Dua wanita penghibur, lari
menyelinap keluar dari gereja Katedral yang dijagai para tentara Jepang yang
melakukan agresi pada tahun 1937 di China, untuk mendapatkan senar rebab yang
tertinggal di rumah bordir, agar dapat menghibur prajurit kecil yang dititipkan
komandannya, sebagai prajurit tersisa dari tentara China dalam pertempuran
terakhir mempertahankan kota Nanking. Prajurit kecil itu terluka dan sekarat,
salah satu gadis penghibur menganggapnya seperti adiknya sendiri. Malang nasib
yang dialami dua gadis itu, salah satunya terbunuh oleh peluru tentara Jepang,
yang satu lainnya menjadi budak nafsu. Christian Bale (John) yang berperan
pura-pura menjadi Pendeta Katedral, menjemput keduanya dan sudah tak bernyawa.
Hanya membawa kembali senar itu ke gereja.
Film itu saya tonton di
akhir pekan, memiliki judul Bunga-bunga Perang (The Flowers of War), sengaja
saya bahasa indonesiakan, agar lebih puitis. Harapan si gadis penghibur untuk
menyenangkan prajurit kecil yang terluka adalah harapan kecil yang agung,
harapan besarnya mereka ingin pergi dari
kota yang sudah dibumihanguskan, menghindarkan mereka dijadikan budak seks bagi
tentara Jepang.
Harapan
Di waktu yang lain disela-sela waktu kosong saya juga tengah membaca Novel Sang Alkemis, buah karya Paolo Coelho. Novel yang berbicara besar soal harapan manusia. Seorang anak muda inggris yang terobsesi pada ilmu kimia yang membawanya ke mesir bersama tokoh utama, Santiago, sang petualang. Pandangan-pandangan ilmu kimia dalam buku tebal di tangan alkemis muda membantu mereka menempuh kebahagiaan sejati.
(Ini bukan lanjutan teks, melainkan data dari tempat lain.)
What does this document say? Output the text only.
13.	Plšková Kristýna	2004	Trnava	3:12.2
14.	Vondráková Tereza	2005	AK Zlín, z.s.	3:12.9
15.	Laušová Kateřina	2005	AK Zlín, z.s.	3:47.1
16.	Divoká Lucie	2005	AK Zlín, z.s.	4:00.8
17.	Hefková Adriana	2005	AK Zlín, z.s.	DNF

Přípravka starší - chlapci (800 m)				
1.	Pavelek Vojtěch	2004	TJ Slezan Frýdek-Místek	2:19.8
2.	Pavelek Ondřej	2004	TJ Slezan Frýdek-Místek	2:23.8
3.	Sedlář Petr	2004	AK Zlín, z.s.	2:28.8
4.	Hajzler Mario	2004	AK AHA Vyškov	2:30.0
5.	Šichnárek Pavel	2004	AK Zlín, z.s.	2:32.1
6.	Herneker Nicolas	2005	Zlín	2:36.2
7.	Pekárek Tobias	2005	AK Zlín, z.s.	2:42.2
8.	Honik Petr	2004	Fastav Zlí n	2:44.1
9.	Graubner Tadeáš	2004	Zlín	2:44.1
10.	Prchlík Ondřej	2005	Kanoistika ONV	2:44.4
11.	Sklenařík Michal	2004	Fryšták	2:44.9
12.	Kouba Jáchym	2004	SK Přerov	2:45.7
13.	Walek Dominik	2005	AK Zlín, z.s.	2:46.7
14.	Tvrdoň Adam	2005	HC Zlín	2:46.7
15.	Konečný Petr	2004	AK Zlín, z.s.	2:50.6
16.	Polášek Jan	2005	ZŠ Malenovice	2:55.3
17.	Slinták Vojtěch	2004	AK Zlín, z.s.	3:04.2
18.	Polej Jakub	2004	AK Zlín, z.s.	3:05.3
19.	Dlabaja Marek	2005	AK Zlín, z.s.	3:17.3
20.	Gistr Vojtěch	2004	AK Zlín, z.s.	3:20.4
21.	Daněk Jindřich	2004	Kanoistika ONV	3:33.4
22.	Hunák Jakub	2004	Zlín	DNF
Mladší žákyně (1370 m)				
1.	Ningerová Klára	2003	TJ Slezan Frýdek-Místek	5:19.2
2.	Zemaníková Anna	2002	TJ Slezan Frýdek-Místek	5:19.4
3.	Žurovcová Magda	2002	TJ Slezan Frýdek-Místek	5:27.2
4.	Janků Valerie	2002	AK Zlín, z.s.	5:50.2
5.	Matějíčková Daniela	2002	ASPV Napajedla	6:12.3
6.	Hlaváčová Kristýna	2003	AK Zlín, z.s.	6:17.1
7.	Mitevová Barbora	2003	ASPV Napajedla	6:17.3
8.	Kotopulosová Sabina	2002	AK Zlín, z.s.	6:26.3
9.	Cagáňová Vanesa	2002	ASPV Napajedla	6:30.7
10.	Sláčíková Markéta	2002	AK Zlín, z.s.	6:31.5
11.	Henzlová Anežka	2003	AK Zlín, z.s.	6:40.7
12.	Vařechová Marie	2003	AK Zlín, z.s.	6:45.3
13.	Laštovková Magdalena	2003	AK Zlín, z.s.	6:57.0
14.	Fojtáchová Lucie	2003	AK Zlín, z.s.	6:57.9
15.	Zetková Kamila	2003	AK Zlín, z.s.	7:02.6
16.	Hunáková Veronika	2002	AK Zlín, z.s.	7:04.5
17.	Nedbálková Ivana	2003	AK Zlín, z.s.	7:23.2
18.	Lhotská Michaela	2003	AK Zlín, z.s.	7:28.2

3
Santiago, ingin menempuh piramida Mesir, untuk mendapatkan harta karun.
Di waktu yang lain disela-sela waktu kosong saya juga tengah membaca Novel Sang Alkemis, buah karya Paolo Coelho. Novel yang berbicara besar soal harapan manusia. Seorang anak muda inggris yang terobsesi pada ilmu kimia yang membawanya ke mesir bersama tokoh utama, Santiago, sang petualang. Pandangan-pandangan ilmu kimia dalam buku tebal di tangan alkemis muda membantu mereka menempuh kebahagiaan sejati. Santiago, ingin menempuh piramida Mesir, untuk mendapatkan harta karun.
Sebuah karya selain selain
harus memiliki keindahan juga harus menciptakan harapan bagi penikmatnya.
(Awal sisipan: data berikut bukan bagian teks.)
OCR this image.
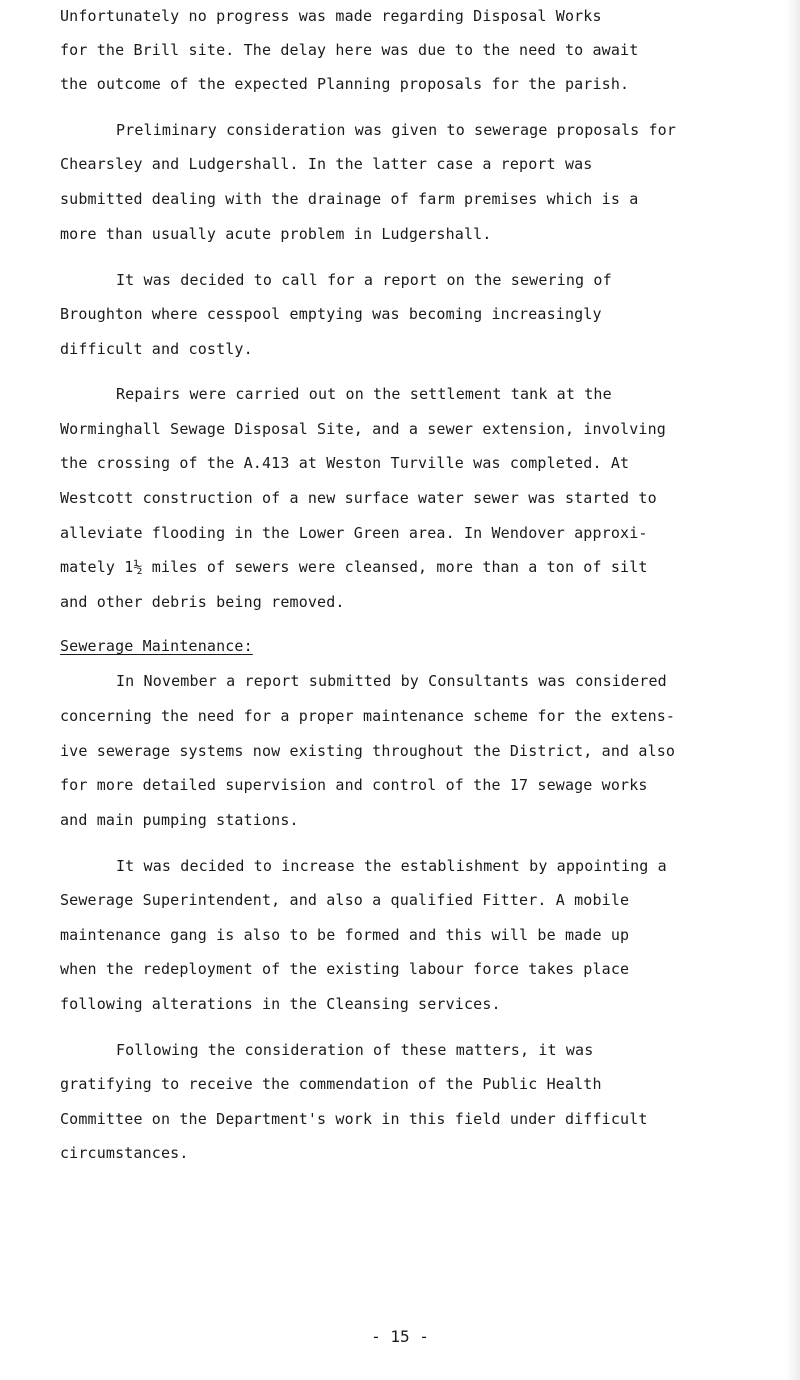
Unfortunately no progress was made regarding Disposal Works
for the Brill site. The delay here was due to the need to await
the outcome of the expected Planning proposals for the parish.
Preliminary consideration was given to sewerage proposals for
Chearsley and Ludgershall. In the latter case a report was
submitted dealing with the drainage of farm premises which is a
more than usually acute problem in Ludgershall.
It was decided to call for a report on the sewering of
Broughton where cesspool emptying was becoming increasingly
difficult and costly.
Repairs were carried out on the settlement tank at the
Worminghall Sewage Disposal Site, and a sewer extension, involving
the crossing of the A.413 at Weston Turville was completed. At
Westcott construction of a new surface water sewer was started to
alleviate flooding in the Lower Green area. In Wendover approxi-
mately 1½ miles of sewers were cleansed, more than a ton of silt
and other debris being removed.
Sewerage Maintenance:
In November a report submitted by Consultants was considered
concerning the need for a proper maintenance scheme for the extens-
ive sewerage systems now existing throughout the District, and also
for more detailed supervision and control of the 17 sewage works
and main pumping stations.
It was decided to increase the establishment by appointing a
Sewerage Superintendent, and also a qualified Fitter. A mobile
maintenance gang is also to be formed and this will be made up
when the redeployment of the existing labour force takes place
following alterations in the Cleansing services.
Following the consideration of these matters, it was
gratifying to receive the commendation of the Public Health
Committee on the Department's work in this field under difficult
circumstances.
- 15 -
Karena setiap karya seni adalah potongan kehidupan yang digarap secara
artistik, yang merupakan penggabungan secara kimiawi antara tragedi dengan
harapan. Soal itu bahkan saya dapatkan dari novel Indonesia karya Pramoedya,
dalam Anak Semua Bangsa. Harus ada
sisi kebahagiaan yang mungkin dapat diraih, yang ditransfer kepada penikmatnya sebagai
tokoh-tokoh utama dalam kehidupan.
Dalam dunia bisnis dan
perpolitikan bangsa belakangan hari, kita sedang dilanda pesimisme ekonomi,
karena nilai tukar dolar yang membumbung tinggi. Bagi saya yang berkutat
sehari-hari sebagai seorang marketer perdagangan part mesin industrial, hal itu
memang berdampak pada kelesuan gairah bisnis. Semua perusahaan mulai mengurangi
lembur karyawannya, mulai melakukan cost
down yang mendekati pailit. Bukan bangkrut, pailit, melakukan penghematan
di berbagai lini kehidupan industri, alasannya karena daya beli menurun.
Bagi saya mungkin ada
hikmahnya, pekerjaan saya tak sesibuk sebelum semua ini terjadi. Meski saya
terus berbuat yang terbaik, kelelahan saya berkurang dari sisi fisik, dan
kembali dapat bergulat menciptakan tulisan, kembali gaya-gayaan menjadi
penulis.
Dalam keadaan ini, saya
mencoba introspeksi, apakah benar apa yang selama ini saya kerjakan tidak
melulu soal materi? Karena transaksi selalu menggiurkan bahkan saya menganggap
klien saya tak lebih dari mesin ATM, yang bisa memindahkan uangnya ke saku
saya. Apa sih yang mau saya kejar? Sampai-sampai melupakan tugas besar yang
dahulu saya rasakan adalah takdir saya sebagai manusia, yaitu menulis. Tugas
besar, bukan karena saya merasa paling bisa di bidang ini, tapi karena saya
merasa diberikan bakat, yang harus dikembangkan, mungkin bisa dipakai buat
melayani manusia lainnya. Saya tidak sabaran menggeluti dunia ini, karena juga
mungkin materialistis, saya selalu ingin mendapatkan lebih cepat
harapan-harapan.
Saya merasa lebih hina
dibanding dua gadis penghibur yang menantang maut mengambil senar rebabnnya
demi menghibur prajurit kecil yang tengah sekarat karena lututnya berdarah oleh
peluru penjajah. Padahal film itu berdasarkan pada kisah nyata. Harapan saya
masih sebatas harapan nafsu dunia, menganggap dunia segala-galanya. Saya tak
lebih dari tokoh Jordan Belfort dalam The
Wolf of Wall Street, yang memilih menyelamatkan uangnya di swiss daripada
berbela sungkawa pada bibi istrinya yang meninggal dunia, meski mencapai Swiss
Beltfort dengan kapal pesiarnya harus menghadapi badai.
Dunia itu memiliki jiwa.
Memiliki pusat kehidupan yang hanya dapat dicapai dengan intuisi, padahal dunia
menjanjikan, siapa akan mencapai harapan kepada dunia, semua jagat raya pun
mendukungnya. Man jadda wa jadda.
Tapi saya tidak tahu cara mencapai jiwanya. Saya lupa pada prosesnya. Seperti
dikatakan oleh Sang Alkemis, Coelho, semua butuh pembakaran untuk mendapatkan
jiwa dunia, yang katanya terdiri dari dua komponen, komponen cairan berupa
ramuan kehidupan dan komponen padatan berupa batu filsuf. Ramuan kehidupan akan
bisa menyembuhkan berbagai penyakit sementara batu pemikiran akan membawa Sang
Alkemis pada penguasannya terhadap dunia.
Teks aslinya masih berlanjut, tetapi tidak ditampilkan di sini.